Revisi PP Soal Produk Tembakau Dinilai Sarat Intervensi Asing
Hikmahanto mengungkapkan, lembaga-lembaga asing, khususnya dari negara Barat, seringkali mencampuri urusan dalam negeri
Penulis: Yanuar R Yovanda
Editor: Hendra Gunawan
Laporan Wartawan Tribunnews.com, Yanuar Riezqi Yovanda
TRIBUNNEWS.COM, JAKARTA -- Rencana revisi Peraturan Pemerintah Nomor 109 Tahun 2012 (PP 109/2012) tentang Pengamanan Bahan Yang Mengandung Zat Adiktif Berupa Produk Tembakau Bagi Kesehatan dinilai sarat akan intervensi kepentingan asing.
Rektor Universitas Jenderal Achmad Yani (Unjani) Profesor Hikmahanto Juwana mengatakan, hal tersebut akan mencederai kedaulatan negara Indonesia dalam menyusun kebijakan yang sesuai dengan identitas dan kepentingan bangsa.
Baca juga: Akademisi: Indonesia Perlu Kajian Produk Tembakau yang Dipanaskan
"Tembakau menjadi salah satu komoditas lokal yang sering menjadi target intervensi asing. Jika dibiarkan, akan mencederai kedaulatan negara dalam menyusun regulasi pertembakauan yang seharusnya mengedepankan kepentingan nasional,” ujarnya dalam acara FGD Unjani bertajuk "Diskursus Kedaulatan: Indonesia sebagai Pemimpin Global yang Berdaulat - Studi Kasus Regulasi Tembakau", ditulis Jumat (14/10/2022).
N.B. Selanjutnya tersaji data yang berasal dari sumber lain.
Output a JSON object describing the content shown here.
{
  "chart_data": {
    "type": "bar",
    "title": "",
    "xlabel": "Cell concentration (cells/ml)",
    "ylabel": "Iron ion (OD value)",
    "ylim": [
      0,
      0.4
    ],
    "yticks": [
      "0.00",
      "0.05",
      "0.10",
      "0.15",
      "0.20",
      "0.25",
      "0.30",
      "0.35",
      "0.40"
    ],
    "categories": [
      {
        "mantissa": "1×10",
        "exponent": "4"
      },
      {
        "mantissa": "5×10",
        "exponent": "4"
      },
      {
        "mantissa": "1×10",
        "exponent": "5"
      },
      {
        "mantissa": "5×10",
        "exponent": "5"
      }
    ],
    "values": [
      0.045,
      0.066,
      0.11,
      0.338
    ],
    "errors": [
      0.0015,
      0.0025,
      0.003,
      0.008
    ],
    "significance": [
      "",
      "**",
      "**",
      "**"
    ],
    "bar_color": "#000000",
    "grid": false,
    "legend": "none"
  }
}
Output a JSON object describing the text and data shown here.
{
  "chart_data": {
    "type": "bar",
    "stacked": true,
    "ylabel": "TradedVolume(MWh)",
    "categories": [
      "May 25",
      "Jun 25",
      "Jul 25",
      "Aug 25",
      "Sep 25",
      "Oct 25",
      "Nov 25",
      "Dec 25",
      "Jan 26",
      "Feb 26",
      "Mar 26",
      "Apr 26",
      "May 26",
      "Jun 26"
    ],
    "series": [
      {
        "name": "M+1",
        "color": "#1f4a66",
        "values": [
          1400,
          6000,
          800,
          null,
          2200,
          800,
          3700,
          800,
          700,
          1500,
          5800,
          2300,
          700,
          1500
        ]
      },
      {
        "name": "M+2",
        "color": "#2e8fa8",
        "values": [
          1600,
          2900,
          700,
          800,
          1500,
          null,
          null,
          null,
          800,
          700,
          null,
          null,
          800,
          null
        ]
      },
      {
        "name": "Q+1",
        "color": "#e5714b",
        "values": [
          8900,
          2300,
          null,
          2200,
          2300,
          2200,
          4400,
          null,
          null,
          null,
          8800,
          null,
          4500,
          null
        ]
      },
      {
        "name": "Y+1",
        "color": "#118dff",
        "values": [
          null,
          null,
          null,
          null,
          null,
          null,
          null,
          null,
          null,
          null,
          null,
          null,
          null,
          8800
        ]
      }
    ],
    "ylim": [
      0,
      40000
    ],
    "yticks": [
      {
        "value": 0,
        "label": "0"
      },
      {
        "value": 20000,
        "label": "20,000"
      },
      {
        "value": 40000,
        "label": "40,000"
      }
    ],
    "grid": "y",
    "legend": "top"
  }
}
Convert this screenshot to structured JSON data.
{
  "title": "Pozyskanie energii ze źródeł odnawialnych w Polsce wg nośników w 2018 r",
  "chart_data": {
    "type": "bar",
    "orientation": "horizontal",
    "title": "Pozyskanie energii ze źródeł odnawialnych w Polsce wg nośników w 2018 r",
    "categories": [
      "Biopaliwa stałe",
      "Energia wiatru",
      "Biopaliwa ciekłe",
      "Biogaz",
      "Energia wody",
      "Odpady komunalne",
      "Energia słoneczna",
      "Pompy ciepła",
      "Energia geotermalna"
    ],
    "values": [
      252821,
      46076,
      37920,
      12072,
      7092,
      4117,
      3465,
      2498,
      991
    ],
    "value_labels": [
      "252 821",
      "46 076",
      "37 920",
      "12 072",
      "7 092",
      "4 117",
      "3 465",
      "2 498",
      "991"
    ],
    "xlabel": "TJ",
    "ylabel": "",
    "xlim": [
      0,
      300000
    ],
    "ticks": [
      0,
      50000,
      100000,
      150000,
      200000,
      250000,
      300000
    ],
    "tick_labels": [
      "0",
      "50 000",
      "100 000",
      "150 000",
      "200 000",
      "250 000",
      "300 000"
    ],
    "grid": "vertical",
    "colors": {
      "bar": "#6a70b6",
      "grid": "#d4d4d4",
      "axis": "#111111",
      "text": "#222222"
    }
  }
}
Hikmahanto mengungkapkan, lembaga-lembaga asing, khususnya dari negara Barat, seringkali mencampuri urusan dalam negeri negara-negara berkembang.
Menurutnya, negara Barat kerap memaksakan negara berkembang untuk mengadopsi kebijakan sesuai kehendak mereka.
"Padahal, setiap negara memiliki kepentingan dan pertimbangannya masing-masing," katanya.
Di sisi lain, Indonesia yang saat ini tengah memimpin Presidensi G20 telah berkontribusi mendobrak stigma negara berkembang dan menunjukkan kepiawaian menjadi pemimpin di arena global.
"G20 sebagai sarana untuk mencari solusi bersama atas berbagai isu yang dihadapi negara-negara berkembang lainnya di dunia. Pemerintah juga diharapkan mampu memanfaatkan ajang pertemuan global ini untuk memajukan berbagai kepentingan nasional," tutur Hikmahanto.
Dia menambahkan, sebagai tuan rumah, Indonesia memiliki kewenangan untuk menentukan agenda pembahasan dalam pertemuan negara-negara G20.
"Kesempatan emas ini dapat digunakan untuk menyeimbangkan isu dan kepentingan negara Barat dan berkembang agar tidak ada lagi ketimpangan, monopoli, dan intervensi secara sepihak. Sebaliknya, nilai-nilai keadilan, inklusivitas, dan keberlanjutan menjadi perspektif segar yang hendak dipromosikan,” pungkasnya.